It all started with the triathletes who would come into Truffle Treasures asking for the shop’s famous giant chocolate peanut butter cups. These are people whose exercise regimens are so rigorous, they apparently seek ways to maximize their intake of calories, protein, and fat just to keep from losing weight. It’s a problem I can’t say I relate to so forgive me while I feign sympathy.
For Lara Vaarré, the owner of the sweet shop, it opened up a new avenue for her truffles. A path that led to the South Pole.
One day a couple of years ago, a pair of rather famous travel adventurers, Meagan McGrath (the first Canadian Woman to do the Seven Summits) and Shawn Dawson (who is in the midst of a climb to Kilimanjaro, the final leg of his Seven Summit Quest) walked into Vaarré’s Westboro location and introduced themselves. A friendly conversation led to the unlikely partnership: extreme mountain-climbing and chocolate truffles.

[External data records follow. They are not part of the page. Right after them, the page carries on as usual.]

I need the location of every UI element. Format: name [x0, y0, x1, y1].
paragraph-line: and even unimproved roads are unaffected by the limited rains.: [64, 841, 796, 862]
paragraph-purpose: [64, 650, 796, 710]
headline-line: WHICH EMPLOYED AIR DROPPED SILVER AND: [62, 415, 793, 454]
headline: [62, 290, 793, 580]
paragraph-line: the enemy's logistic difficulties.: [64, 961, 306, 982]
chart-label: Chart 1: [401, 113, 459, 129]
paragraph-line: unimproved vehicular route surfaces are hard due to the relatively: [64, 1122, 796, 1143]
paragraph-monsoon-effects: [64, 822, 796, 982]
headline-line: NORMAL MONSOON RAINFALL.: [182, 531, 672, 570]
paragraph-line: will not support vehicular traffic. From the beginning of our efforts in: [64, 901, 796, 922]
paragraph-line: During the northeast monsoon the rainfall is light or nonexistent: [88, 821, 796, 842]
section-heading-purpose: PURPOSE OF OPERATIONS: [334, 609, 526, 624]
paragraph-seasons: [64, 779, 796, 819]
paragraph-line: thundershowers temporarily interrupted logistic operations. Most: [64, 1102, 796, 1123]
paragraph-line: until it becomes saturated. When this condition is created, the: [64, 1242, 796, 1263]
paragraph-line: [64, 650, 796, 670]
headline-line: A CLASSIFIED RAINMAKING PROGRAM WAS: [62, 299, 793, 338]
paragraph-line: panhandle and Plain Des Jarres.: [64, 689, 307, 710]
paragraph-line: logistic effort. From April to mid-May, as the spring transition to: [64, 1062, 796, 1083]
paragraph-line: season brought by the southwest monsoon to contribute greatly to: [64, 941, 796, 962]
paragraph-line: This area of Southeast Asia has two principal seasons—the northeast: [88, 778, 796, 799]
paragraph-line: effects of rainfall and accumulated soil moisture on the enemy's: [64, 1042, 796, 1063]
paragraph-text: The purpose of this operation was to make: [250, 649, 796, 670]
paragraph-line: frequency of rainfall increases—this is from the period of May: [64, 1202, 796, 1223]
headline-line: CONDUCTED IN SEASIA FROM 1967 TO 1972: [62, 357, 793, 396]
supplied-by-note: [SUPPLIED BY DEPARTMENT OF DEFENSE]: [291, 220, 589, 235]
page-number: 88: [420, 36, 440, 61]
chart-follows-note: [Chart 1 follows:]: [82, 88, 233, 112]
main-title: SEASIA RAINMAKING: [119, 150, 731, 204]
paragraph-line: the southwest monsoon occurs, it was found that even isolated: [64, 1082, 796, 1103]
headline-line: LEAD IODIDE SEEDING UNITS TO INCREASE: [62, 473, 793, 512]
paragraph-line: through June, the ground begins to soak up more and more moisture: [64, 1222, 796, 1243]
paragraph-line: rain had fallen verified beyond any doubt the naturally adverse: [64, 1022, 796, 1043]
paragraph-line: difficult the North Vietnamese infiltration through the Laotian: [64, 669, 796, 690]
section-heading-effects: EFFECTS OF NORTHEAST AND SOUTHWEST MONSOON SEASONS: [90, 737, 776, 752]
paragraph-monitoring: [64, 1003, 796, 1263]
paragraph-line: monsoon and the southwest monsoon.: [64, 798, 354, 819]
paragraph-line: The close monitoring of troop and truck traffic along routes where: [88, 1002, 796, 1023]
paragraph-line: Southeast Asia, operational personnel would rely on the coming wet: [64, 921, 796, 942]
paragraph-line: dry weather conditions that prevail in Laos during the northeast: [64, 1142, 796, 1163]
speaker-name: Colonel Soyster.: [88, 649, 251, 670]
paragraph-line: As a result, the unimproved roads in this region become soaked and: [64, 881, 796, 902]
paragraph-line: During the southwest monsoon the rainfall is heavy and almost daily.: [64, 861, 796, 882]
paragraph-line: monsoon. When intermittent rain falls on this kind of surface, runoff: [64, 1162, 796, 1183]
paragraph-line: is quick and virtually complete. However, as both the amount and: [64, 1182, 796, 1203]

Packed with fat and sugar and easy to pop in your mouth anywhere, anytime, chocolate truffles seemed like an ideal food for these athletes. Vaarré was willing to customize the treats, designing them to replenish calories quickly as well as making them easier to pack, carry, and consume.
Today, there is a map posted at the Glebe location of Truffle Treasures displaying everywhere its chocolate has landed. Vaarré says nobody believes that her truffles travelled to the South Pole.
“It blows my mind what these people do!” exclaims Vaarré who speaks at the clip of someone on a permanent sugar buzz. “This is my way of getting to be part of the adventure.”
Earlier this year, Vaarré began developing another product line for the trio of chocolate-loving adventurers she now officially sponsors. (The third is Ray Zahab, an ultramarathon runner based in Chelsea, Quebec who made history, along with 2 others, by running across the entire Sahara Desert.) Chocolate truffles are great in cold temperatures but the chocolatier understood that the climbers needed something less likely to melt when travelling in hot destinations. Her new line of Power Bars was born.
Using a base of oats, honey, butter and molasses, Vaarré has been experimenting since Valentine’s Day with all kinds of flavour options for her power bars: ginger, coconut, and macadamia nut; dates, almonds, and cacao (not to be confused with cocoa); as well as mixing in superfoods like flax and chia seed. There is, of course, good quality chocolate in all of them.
She says it has taken a lot of testing and sampling to get them to be an ideal texture: very soft and chewy without being overly sticky. While she says she had no intention of selling them in the shop, they appear to have struck a nerve with her regular customers. Whenever she made a batch for the athletes, she would put out a plate of the trimmings at the front of the shop. “People went crazy,” she says. The aptly named Ray Zahab Power Bars are now for sale at the Westboro location.
But a word of warning: they are not for the faint of heart.